Com a mesma proposta do Pagode da Disciplina, mas sem nenhum tipo de apoio de representantes do poder público, o projeto Favela Venceu que atua no Jardim Jacira, zona sul da cidade, na divisa com Itapecerica da Serra, tem realizado uma série de ações solidárias contando apenas com a parceria de comerciantes locais e moradores que não conseguem ver a quebrada ser impactada pela pandemia e não reagir.

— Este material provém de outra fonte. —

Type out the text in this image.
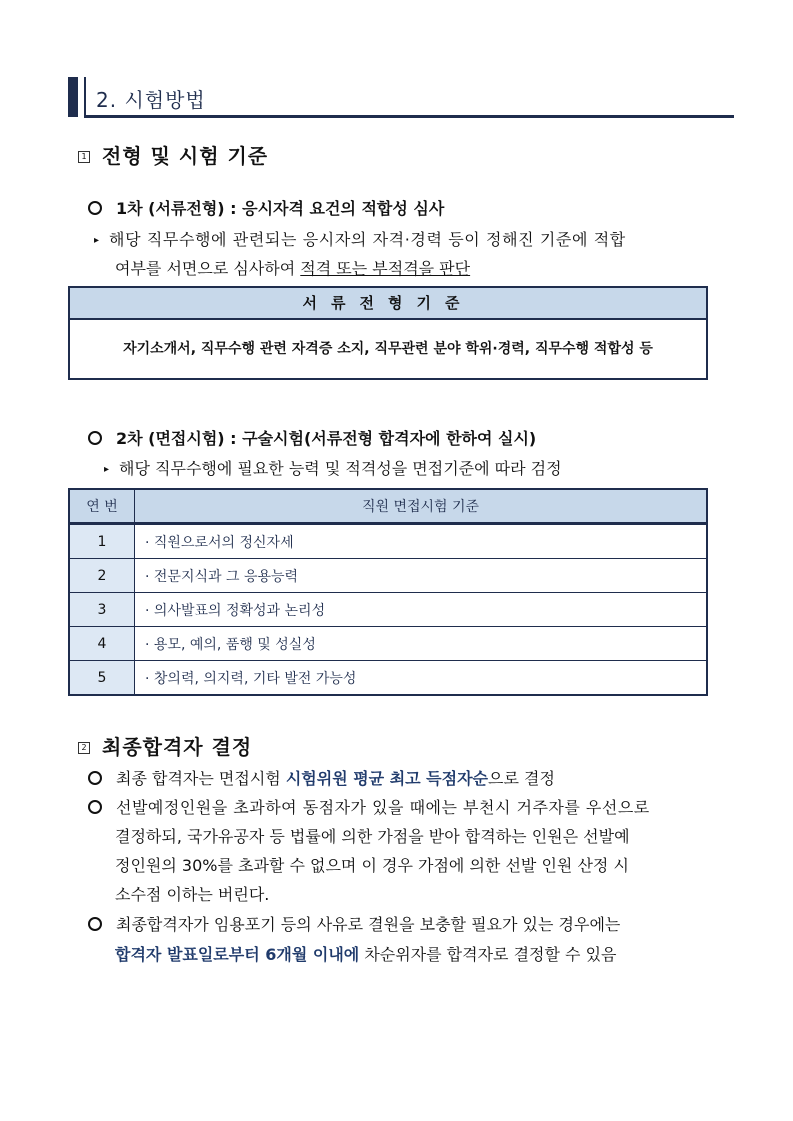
2. 시험방법
1 전형 및 시험 기준
1차 (서류전형) : 응시자격 요건의 적합성 심사
▸ 해당 직무수행에 관련되는 응시자의 자격·경력 등이 정해진 기준에 적합
여부를 서면으로 심사하여 적격 또는 부적격을 판단
서류전형기준
자기소개서, 직무수행 관련 자격증 소지, 직무관련 분야 학위·경력, 직무수행 적합성 등
2차 (면접시험) : 구술시험(서류전형 합격자에 한하여 실시)
▸ 해당 직무수행에 필요한 능력 및 적격성을 면접기준에 따라 검정
연 번	직원 면접시험 기준
1	· 직원으로서의 정신자세
2	· 전문지식과 그 응용능력
3	· 의사발표의 정확성과 논리성
4	· 용모, 예의, 품행 및 성실성
5	· 창의력, 의지력, 기타 발전 가능성
2 최종합격자 결정
최종 합격자는 면접시험 시험위원 평균 최고 득점자순으로 결정
선발예정인원을 초과하여 동점자가 있을 때에는 부천시 거주자를 우선으로
결정하되, 국가유공자 등 법률에 의한 가점을 받아 합격하는 인원은 선발예
정인원의 30%를 초과할 수 없으며 이 경우 가점에 의한 선발 인원 산정 시
소수점 이하는 버린다.
최종합격자가 임용포기 등의 사유로 결원을 보충할 필요가 있는 경우에는
합격자 발표일로부터 6개월 이내에 차순위자를 합격자로 결정할 수 있음
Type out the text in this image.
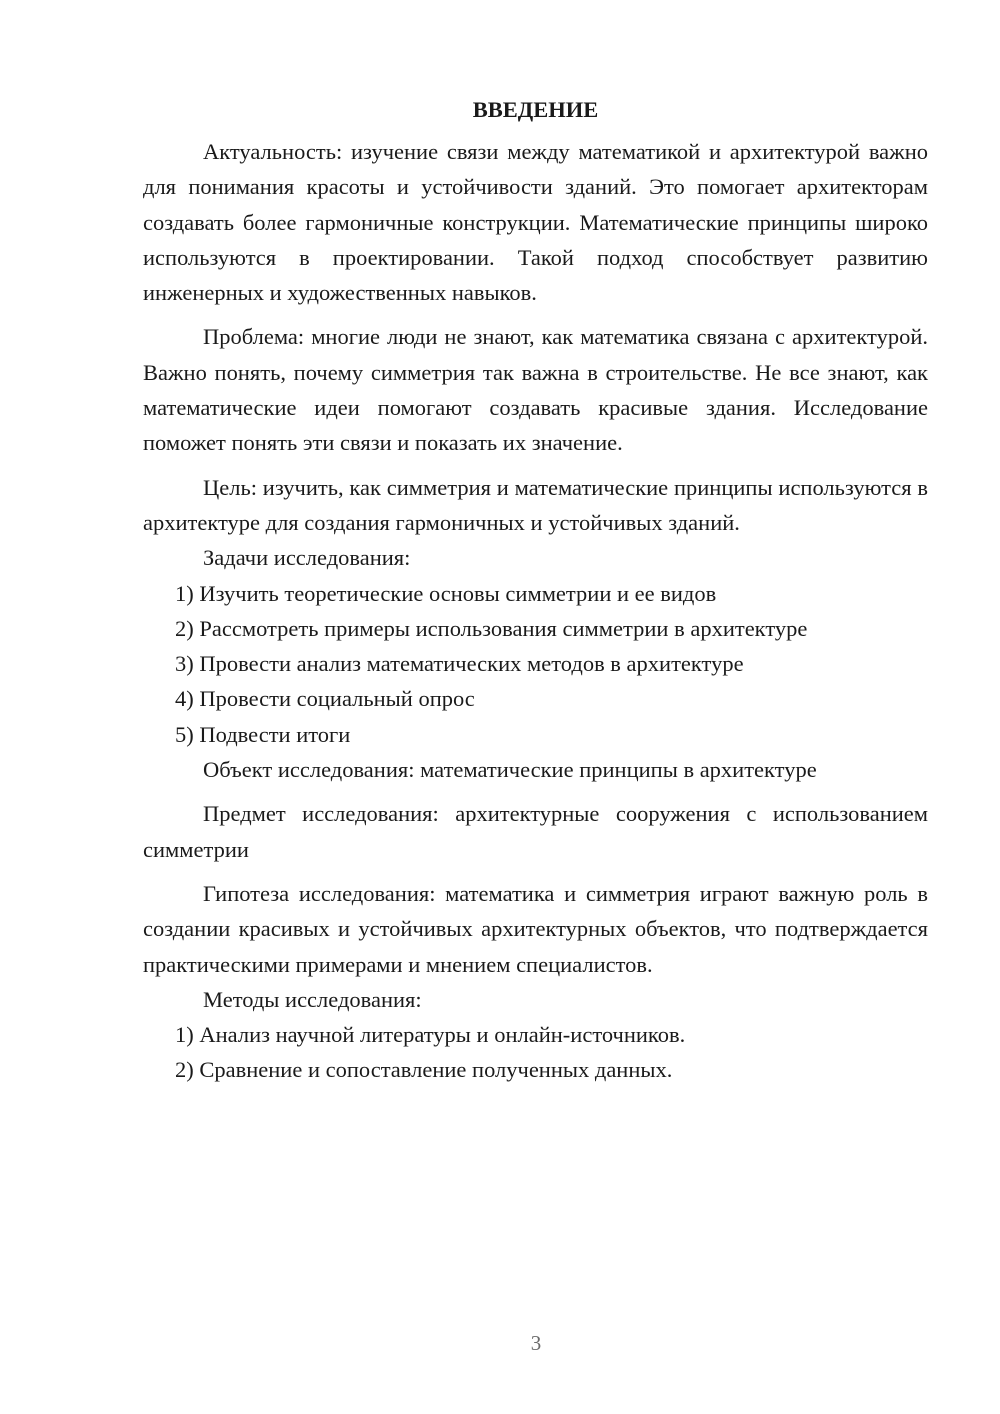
ВВЕДЕНИЕ

Актуальность: изучение связи между математикой и архитектурой важно для понимания красоты и устойчивости зданий. Это помогает архитекторам создавать более гармоничные конструкции. Математические принципы широко используются в проектировании. Такой подход способствует развитию инженерных и художественных навыков.

Проблема: многие люди не знают, как математика связана с архитектурой. Важно понять, почему симметрия так важна в строительстве. Не все знают, как математические идеи помогают создавать красивые здания. Исследование поможет понять эти связи и показать их значение.

Цель: изучить, как симметрия и математические принципы используются в архитектуре для создания гармоничных и устойчивых зданий.

Задачи исследования:

1) Изучить теоретические основы симметрии и ее видов
2) Рассмотреть примеры использования симметрии в архитектуре
3) Провести анализ математических методов в архитектуре
4) Провести социальный опрос
5) Подвести итоги

Объект исследования: математические принципы в архитектуре

Предмет исследования: архитектурные сооружения с использованием симметрии

Гипотеза исследования: математика и симметрия играют важную роль в создании красивых и устойчивых архитектурных объектов, что подтверждается практическими примерами и мнением специалистов.

Методы исследования:

1) Анализ научной литературы и онлайн-источников.
2) Сравнение и сопоставление полученных данных.
3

A iniciativa já atendeu mais de 350 famílias e distribuiu quase 400 cestas básicas. Para Diego Souza, um dos integrantes do movimento comunitário Favela Venceu, a ideia era entregar 100 cestas, mas hoje não há mais um limite para atender a demanda de moradores. “Somos seres humanos e dói sentir fome. Não imagino passar fome, então se temos um pouco, temos que dividir. A meta era atender no máximo 100 famílias, mas hoje já não temos prazo para terminar”.
Zona Oeste: ações solidárias articuladas pelo futebol de várzea
Na favela do Jardim Ipanema, localizada no distrito do Jaraguá, zona oeste de São Paulo, o Esporte Clube Ipanema realiza anualmente uma feijoada comunitária para os moradores do território, como forma de criar um momento de lazer de maneira autônoma baseado nos valores culturais de quem mora na região há muitos anos.
Diante da pandemia, os integrantes da equipe que se responsabilizam pelas ações comunitárias do time varzeano mudaram totalmente o foco do seu trabalho. “Todo ano fazemos uma feijoada comunitária onde arrecadamos alimentos, mas esse ano não foi possível, por causa da pandemia. Aí resolvemos agir montando cestas para o povo. Não sabemos se iremos conseguir atender a todos, mas faremos esforço para atender o maior número possível”, diz Ademir Ferreira, articulador comunitário que integra a direção do Ipanema. Até o momento, a equipe já atendeu mais de 300 famílias, distribuindo cestas básicas e kits de higiene.
O distrito do Jaraguá faz divisa com o município de Osasco. Lá, Alex Stratorski, outro articulador comunitário que integra a diretoria do time Complexo Vila Piauí, está organizando o cadastro de famílias em situação de vulnerabilidade na favela da Brahma, ocupação de moradia no território que vem sofrendo inúmeras ações de reintegração de posse.
Embora esteja em fase inicial, a iniciativa já atendeu quase 40 famílias. Segundo Alex, a parceria com a Central Única das Favelas foi importante para dar início às ações. “Através da CUFA, começamos a repassar doações e distribuir na comunidade. Queremos atender 50% das pessoas que precisam”, afirma
Diferente dos coletivos culturais e organizações sociais que afirmaram não ter apoio de poder público, o levantamento identificou que os times de futebol da zona oeste têm parcerias com vereador locais, para apoiar a logística das doações.